My child slept from takeoff to wheels down both flights (well, first flight he woke up 20 minutes out). As soon as the engine revved up for takeoff, his eyes fluttered closed and he collapsed against me. The effect of intense white noise? Did Southwest release some gaseous sedative? I couldn't tell you. 

For the first flight, Munch was curled against my chest and I rubbed his head and sang to him as we took off and got going. I was afraid. I must say a clandestine tear was shed, as I buried my face in his hair. But, a strange thing happened. As I sang, I pictured myself in Munch's nursery, when I held him like this and sang/swayed him to sleep. It calmed me. Picturing myself in that dim room, the quiet night around us, safely on the ground, eased my fear. Apparently, Munch's nursery is my happy place.

I sat in the window seat, another thing I've avoided for years. But, when Munch woke up that first flight, all he wanted to do was look out at the ground. And I looked with him. He pointed at round bodies of water and tall buildings and I named everything for him. Seeing the tiny world through his new eyes helped me to see the wonder of it all as well.

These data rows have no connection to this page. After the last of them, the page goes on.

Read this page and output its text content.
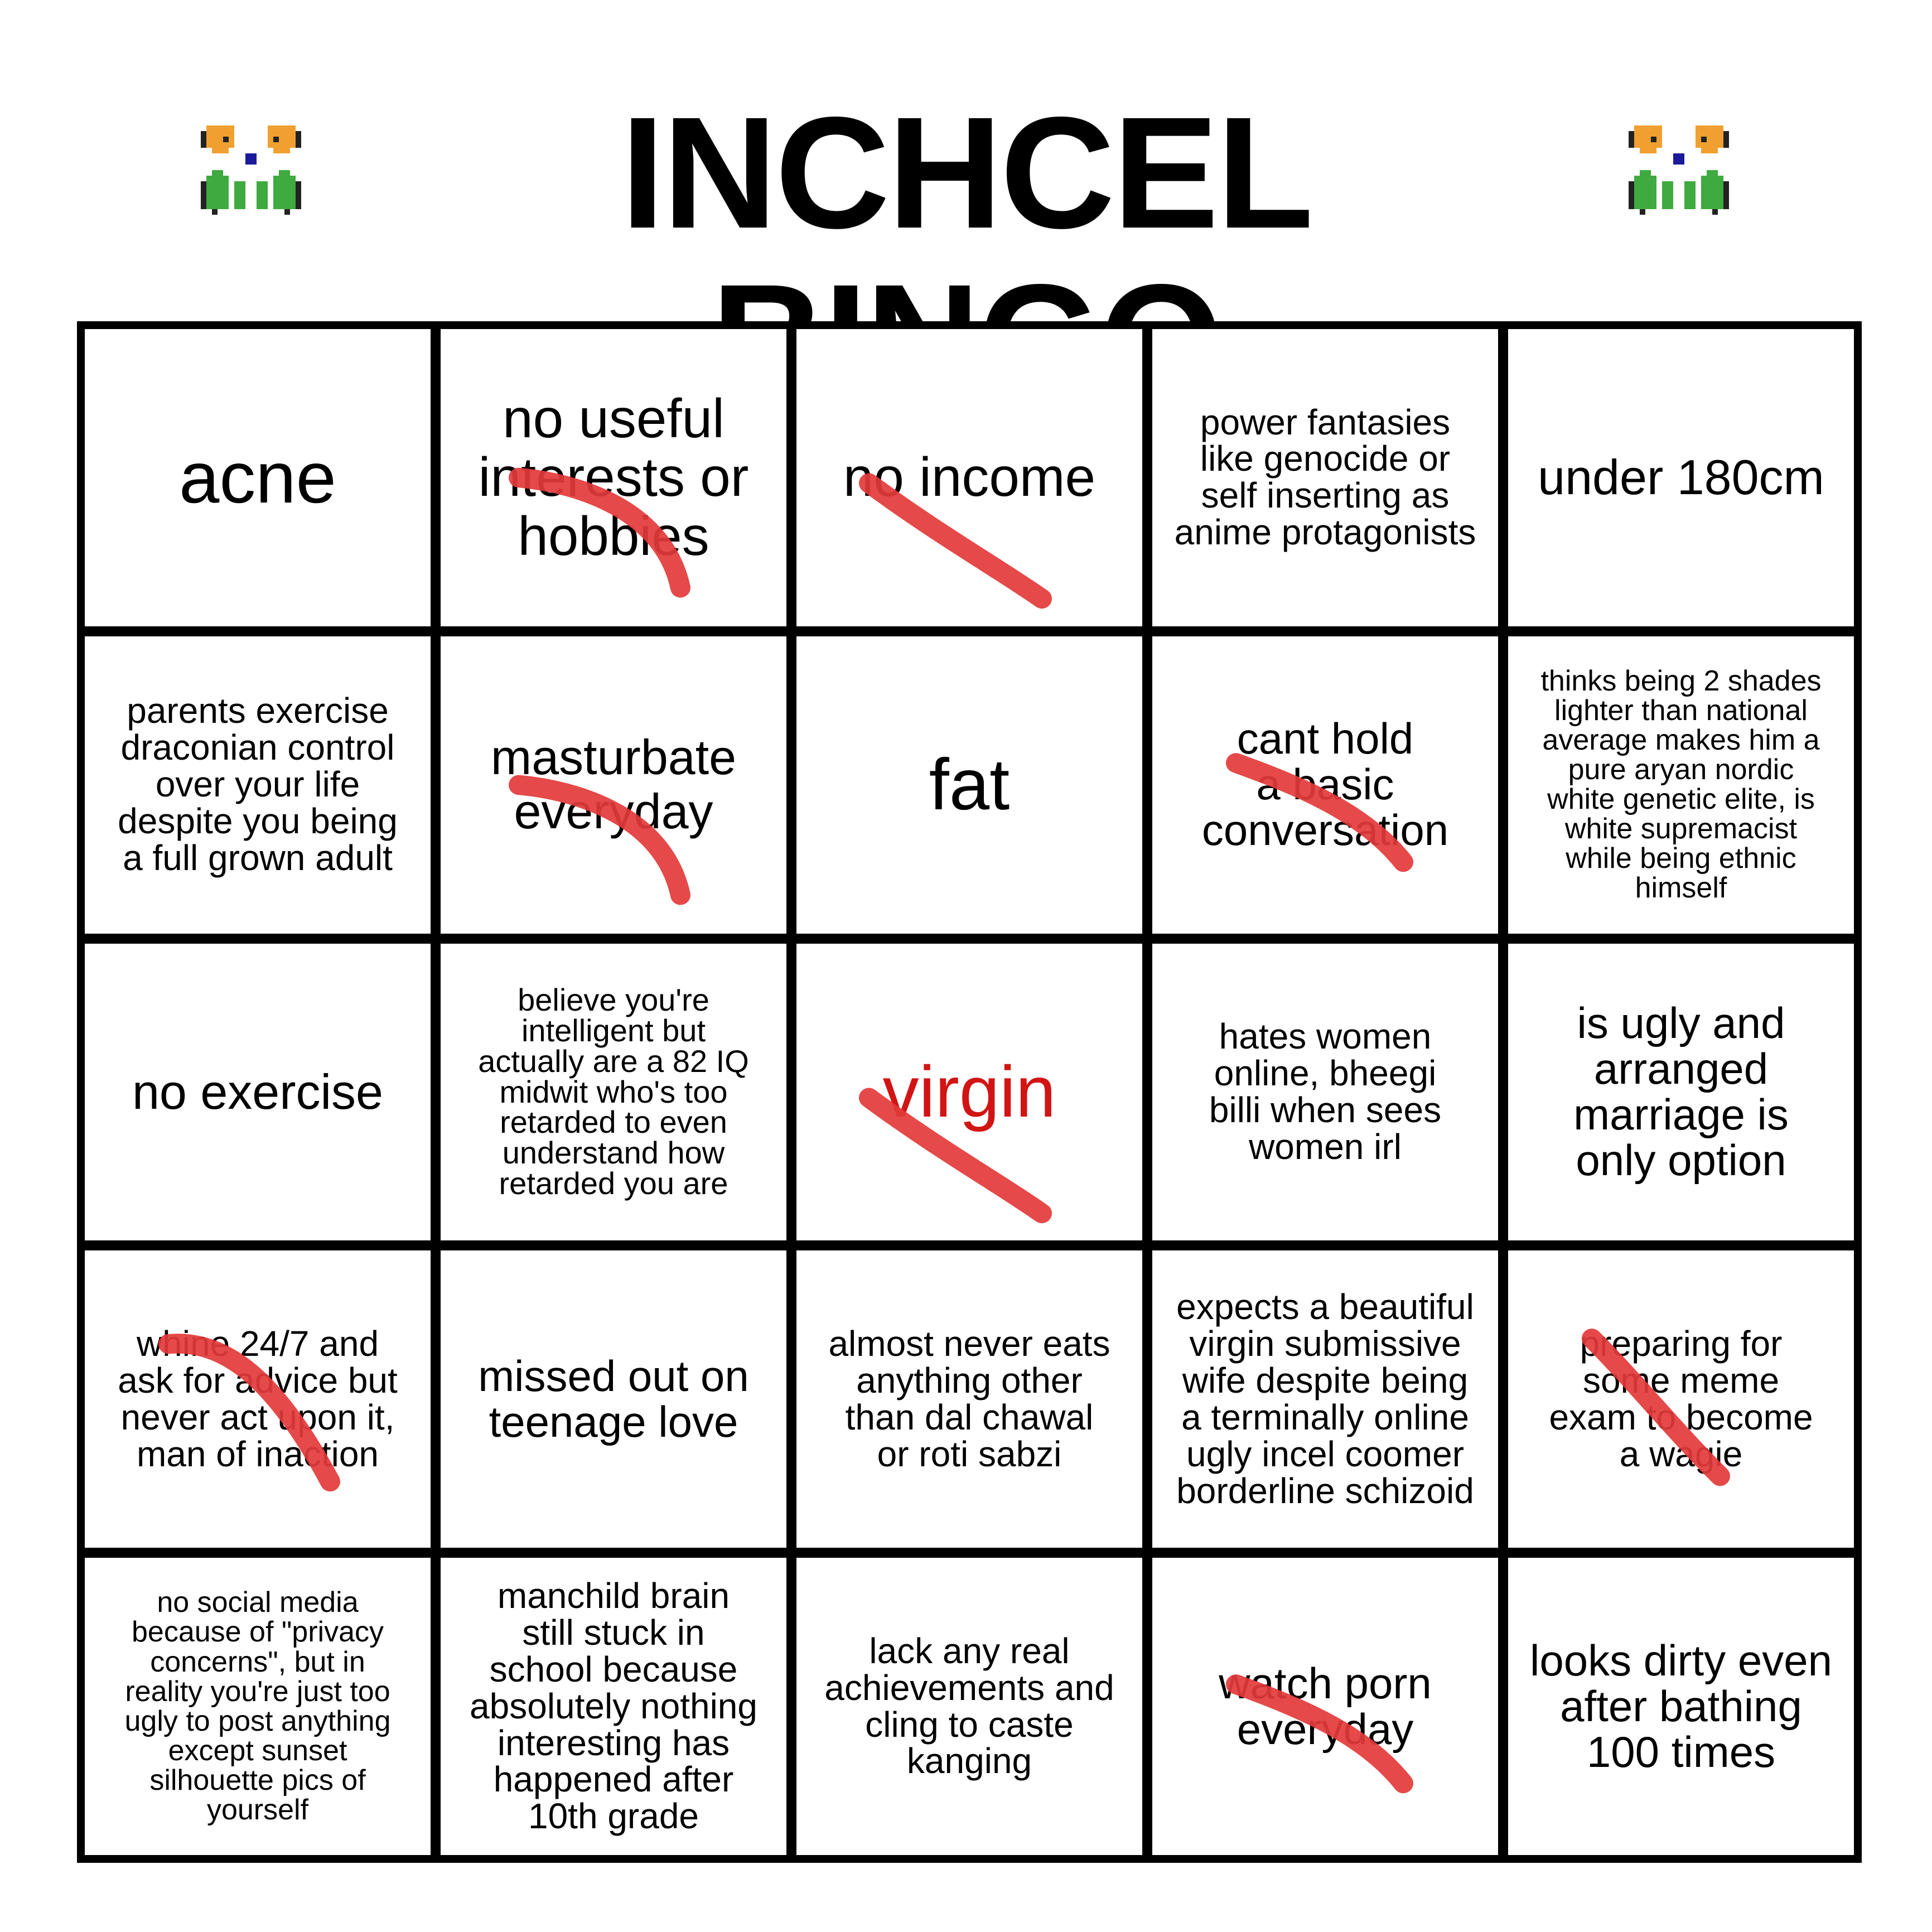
INCHCEL
acne
no useful
interests or
hobbies
no income
power fantasies
like genocide or
self inserting as
anime protagonists
under 180cm
parents exercise
draconian control
over your life
despite you being
a full grown adult
masturbate
everyday	fat
cant hold
a basic
conversation
thinks being 2 shades
lighter than national
average makes him a
pure aryan nordic
white genetic elite, is
white supremacist
while being ethnic
himself
no exercise
believe you're
intelligent but
actually are a 82 IQ
midwit who's too
retarded to even
understand how
retarded you are
virgin
hates women
online, bheegi
billi when sees
women irl
is ugly and
arranged
marriage is
only option
whine 24/7 and
ask for advice but
never act upon it,
man of inaction
missed out on
teenage love
almost never eats
anything other
than dal chawal
or roti sabzi
expects a beautiful
virgin submissive
wife despite being
a terminally online
ugly incel coomer
borderline schizoid
preparing for
some meme
exam to become
a wagie
no social media
because of "privacy
concerns", but in
reality you're just too
ugly to post anything
except sunset
silhouette pics of
yourself
manchild brain
still stuck in
school because
absolutely nothing
interesting has
happened after
10th grade
lack any real
achievements and
cling to caste
kanging
watch porn
everyday
looks dirty even
after bathing
100 times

The second flight, we were all exhausted. We'd been up at 3:45am to get transported for a 7:45am flight. Munch fell immediately to sleep, sprawled on his back across Hubs and my legs, and didn't wake up until we WOKE him up after we were landed and at the gate. And, the interesting thing is, I wasn't nearly as scared on this flight. I read my book. I dozed. I looked out the window when the pilot said you could see DC. I enjoyed looking at the tiny cars, the wooded landscape. Twice I grabbed Hubs' arm for reassurance at a bump. But my heart didn't pound and I didn't cry.

  • Munch makes me stronger. I'm learning this over and over. Munch helps me as much as I help him. Being his mother makes me a braver person.
  • Though I had my first flight at 16 (and Hubs had his at 19), Munch first flew the friendly skies at 18.5 months. That is a gift to him.
  • I want Munch to see flying as an adventure, not something that induces terror. In order for him to see that, I have to model that.
  • The thing you worry about most often turns out to be the thing that is easiest.